No, you're lumping stuff in here which isn't the same thing. On CPUs there is no memory safety inside a single process. Two threads can race/corrupt memory, etc.
As possible on GPUs.
There's never any expectation that my code has to be safe from... uhh... itself. Bad code is completely allowed to corrupt any of my own memory space, and that's totally fine.
I just don't regard the local memory as such a universally usable memory
space as global memory. From my perspective it's much closer to the registers because local memory is a resource defined as private to a warp/wavefront/workgroup just like registers. Even within the same process, you can't access the registers of another thread on a CPU.
Incidentally, dropping accesses to out of bound memory doesn't solve any problems with bad code what-so-ever. It's clearly an error in the application and needs to be fixed. The only bit you don't want is for it to spill over into separate *processes*. i.e. contexts/DMA buffers for GPUs, not workgroups.
That's solved with that. How do you want to ensure isolation between the local memory of two different kernels running on the same CU? You would have to do the same amount of range checks anyway. So your argument, that it is overly complicated doesn't hold water in my view.
Sure, but shared memory addresses are defined *dynamically*. Buggy code can address outside the range of any array, and you can't statically prove anything about that in advance.
As you can do with registers on GPUs (which get boundary checked in these cases too as mentioned already). Your point is?
It's the way *one piece* of hardware works. i.e. relevant if I'm only targeting that hardware and irrelevant if i'm writing portable code (which must be written to the API specifications). Try writing that code and running it on an OpenCL CPU implementation. You're either going to get badness or your code is going to be much slower than it needs to be.
I thought we are talking about GPUs here. And the spec says out of bound accesses are illegal. If you write code to spec, it runs everywhere anyway. We are talking about how these illegal cases are handled (which was left out of the OpenCL spec probably because of fears that specifying it would make it harder to implement on the some devices). It doesn't change that the local memory is defined as private to a workgroup and the programmer is supposed to adhere to it. GCN enforces this in hardware, i.e. has a defined behaviour for this cases and will raise a memory access violation exception with the next iteration. That behaviour is completely within spec. And I can't see anything bad there.
No, that's the fundamental mistake you guys are making in logic here. You're assuming that "this memory is well-defined to be shared between these invocations" (i.e. shares a common base pointer) means that out-of-bounds reads/writes are suppressed.
Look how the discussion started! You were asking specifically about the implementation on AMD GPUs, where these OOB accesses get suppressed. I was specifically talking about that. It only later developed into in a discussion how much sense this implementation makes. So we are not making a fundamental mistake when we explained how it is implemented. All APIs basically state that out of bounds accesses on the local memory are illegal. It therefore doesn't hurt to do it. And it solves the process isolation issue with the same effort you would have to do anyway.

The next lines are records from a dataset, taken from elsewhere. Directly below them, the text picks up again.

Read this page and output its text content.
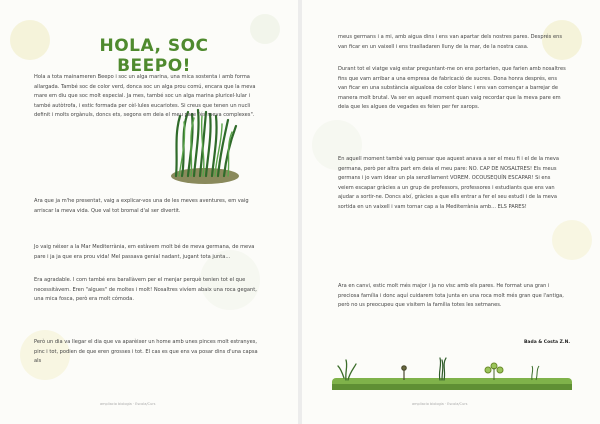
HOLA, SOC BEEPO!
Hola a tota mainameren Beepo i soc un alga marina, una mica sostenta i amb forma allargada. També soc de color verd, donca soc un alga prou comú, encara que la meva mare em diu que soc molt especial. Ja mes, també soc un alga marina pluricel·lular i també autòtrofa, i estic formada per cèl·lules eucariotes. Si creus que tenen un nucli definit i molts orgànuls, doncs ets, segons em deia el meu pare "és meva complexes".
Ara que ja m'he presentat, vaig a explicar-vos una de les meves aventures, em vaig arriscar la meva vida. Que val tot bromal d'al ser divertit.
Jo vaig néixer a la Mar Mediterrània, em estàvem molt bé de meva germana, de meva pare i ja ja que era prou vida! Mel passava genial nadant, jugant tota junta...
Era agradable. I com també ens barallàvem per el menjar perquè tenien tot el que necessitàvem. Eren "algues" de moltes i molt! Nosaltres vivíem abaix una roca gegant, una mica fosca, però era molt cómoda.
Però un dia va llegar el dia que va aparèixer un home amb unes pinces molt estranyes, pinc i tot, podien de que eren grosses i tot. El cas es que ens va posar dins d'una capsa als
ampliacio biologia · Escola/Curs
meus germans i a mi, amb aigua dins i ens van apartar dels nostres pares. Després ens van ficar en un vaixell i ens traslladaren lluny de la mar, de la nostra casa.
Durant tot el viatge vaig estar preguntant-me on ens portarien, que farien amb nosaltres fins que vam arribar a una empresa de fabricació de sucres. Dona honra després, ens van ficar en una substància aigualosa de color blanc i ens van començar a barrejar de manera molt brutal. Va ser en aquell moment quan vaig recordar que la meva pare em deia que les algues de vegades es feien per fer xarops.
En aquell moment també vaig pensar que aquest anava a ser el meu fi i el de la meva germana, però per altra part em deia el meu pare: NO. CAP DE NOSALTRES! Els meus germans i jo vam idear un pla senzillament VOREM. OCOUSEQUÍN ESCAPAR! Si ens veiem escapar gràcies a un grup de professors, professores i estudiants que ens van ajudar a sortir-ne. Doncs així, gràcies a que ells entrar a fer el seu estudi i de la meva sortida en un vaixell i vam tornar cap a la Mediterrània amb... ELS PARES!
Ara en canvi, estic molt més major i ja no visc amb els pares. He format una gran i preciosa família i donc aquí cuidarem tota junta en una roca molt més gran que l'antiga, però no us preocupeu que visitem la família totes les setmanes.
Bada & Costa Z.N.
ampliacio biologia · Escola/Curs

The key difference here is that it takes dynamic addresses and thus can have out of bounds accesses. It's more similar to memory in semantics than registers.
As stated already, that's actually not such a strict distinction as you think. It doesn't have to be static, you can also index dynamically into the reg file on GPUs. You can indeed have out of bounds indices into the regfile. By the way, that is an implementation specific detail which is not covered by the OpenCL spec, isn't it?

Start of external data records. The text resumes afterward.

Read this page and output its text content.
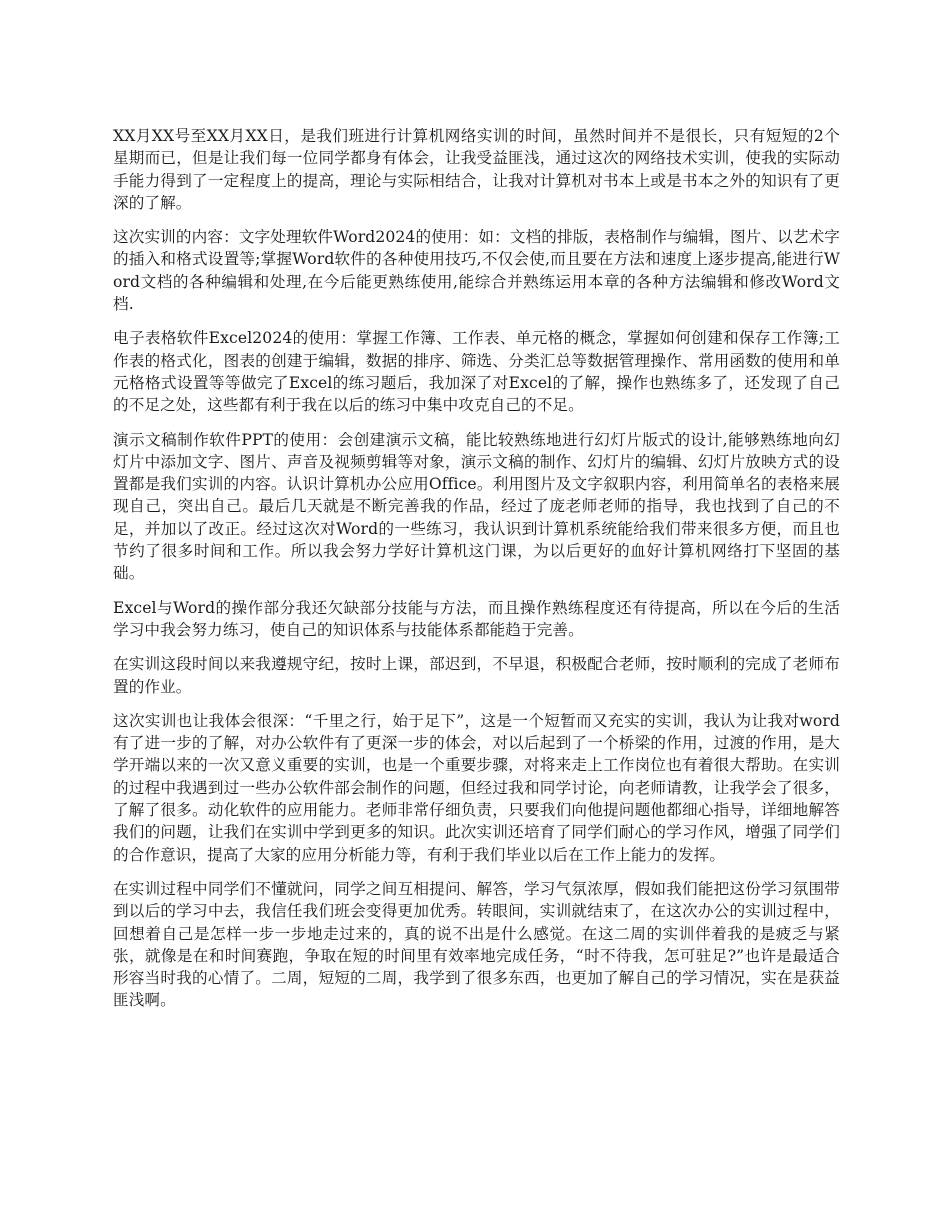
XX月XX号至XX月XX日，是我们班进行计算机网络实训的时间，虽然时间并不是很长，只有短短的2个星期而已，但是让我们每一位同学都身有体会，让我受益匪浅，通过这次的网络技术实训，使我的实际动手能力得到了一定程度上的提高，理论与实际相结合，让我对计算机对书本上或是书本之外的知识有了更深的了解。

这次实训的内容：文字处理软件Word2024的使用：如：文档的排版，表格制作与编辑，图片、以艺术字的插入和格式设置等;掌握Word软件的各种使用技巧,不仅会使,而且要在方法和速度上逐步提高,能进行Word文档的各种编辑和处理,在今后能更熟练使用,能综合并熟练运用本章的各种方法编辑和修改Word文档.

电子表格软件Excel2024的使用：掌握工作簿、工作表、单元格的概念，掌握如何创建和保存工作簿;工作表的格式化，图表的创建于编辑，数据的排序、筛选、分类汇总等数据管理操作、常用函数的使用和单元格格式设置等等做完了Excel的练习题后，我加深了对Excel的了解，操作也熟练多了，还发现了自己的不足之处，这些都有利于我在以后的练习中集中攻克自己的不足。

演示文稿制作软件PPT的使用：会创建演示文稿，能比较熟练地进行幻灯片版式的设计,能够熟练地向幻灯片中添加文字、图片、声音及视频剪辑等对象，演示文稿的制作、幻灯片的编辑、幻灯片放映方式的设置都是我们实训的内容。认识计算机办公应用Office。利用图片及文字叙职内容，利用简单名的表格来展现自己，突出自己。最后几天就是不断完善我的作品，经过了庞老师老师的指导，我也找到了自己的不足，并加以了改正。经过这次对Word的一些练习，我认识到计算机系统能给我们带来很多方便，而且也节约了很多时间和工作。所以我会努力学好计算机这门课，为以后更好的血好计算机网络打下坚固的基础。

Excel与Word的操作部分我还欠缺部分技能与方法，而且操作熟练程度还有待提高，所以在今后的生活学习中我会努力练习，使自己的知识体系与技能体系都能趋于完善。

在实训这段时间以来我遵规守纪，按时上课，部迟到，不早退，积极配合老师，按时顺利的完成了老师布置的作业。

这次实训也让我体会很深：“千里之行，始于足下”，这是一个短暂而又充实的实训，我认为让我对word有了进一步的了解，对办公软件有了更深一步的体会，对以后起到了一个桥梁的作用，过渡的作用，是大学开端以来的一次又意义重要的实训，也是一个重要步骤，对将来走上工作岗位也有着很大帮助。在实训的过程中我遇到过一些办公软件部会制作的问题，但经过我和同学讨论，向老师请教，让我学会了很多，了解了很多。动化软件的应用能力。老师非常仔细负责，只要我们向他提问题他都细心指导，详细地解答我们的问题，让我们在实训中学到更多的知识。此次实训还培育了同学们耐心的学习作风，增强了同学们的合作意识，提高了大家的应用分析能力等，有利于我们毕业以后在工作上能力的发挥。

在实训过程中同学们不懂就问，同学之间互相提问、解答，学习气氛浓厚，假如我们能把这份学习氛围带到以后的学习中去，我信任我们班会变得更加优秀。转眼间，实训就结束了，在这次办公的实训过程中，回想着自己是怎样一步一步地走过来的，真的说不出是什么感觉。在这二周的实训伴着我的是疲乏与紧张，就像是在和时间赛跑，争取在短的时间里有效率地完成任务，“时不待我，怎可驻足?”也许是最适合形容当时我的心情了。二周，短短的二周，我学到了很多东西，也更加了解自己的学习情况，实在是获益匪浅啊。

AFAIK the OpenCL spec also doesn't say what happens if you index out of bounds into private memory. It also does not specify, that private memory has to sit in registers, actually it specifically mentions other possibilities (which gets heavily used in CPU implementations). It's therefore all implementation dependent.
It's fine, but as I've said it doesn't actually help matters. First since it's not guaranteed I can't rely on it and second that's not a good way to write code anyways.
RLY? Come on, you started the whole thing by doubting that GCN isolates processes also within the local memory. You get the answer that it does and the explanation how it is done, and now you say you can't rely on it?
You can rely on proper process isolation if you use their hardware. That AMD GPUs hinder local as well as global memory corruption by suppressing out of bounds accesses (and raises exceptions shortly) has some potentially useful applications (besides the obvious debugger think of MegaTexture/PRT, paging). Should you write illegal OpenCL code with undefined behaviour because of it? Of course not! That would be indeed bad practice. But wait for some future DX, OpenCL, or OpenGL version/extension and we may see this functionality exposed with a proper API to use (or wait until you get your hands on one of the next consoles
).
Btw., I don't know what intel GPUs do, but frankly, I doubt a bit you can corrupt others process' memory on them. And on nVidia it's also not possible (but they may crash last time I read something about it, could have changed though).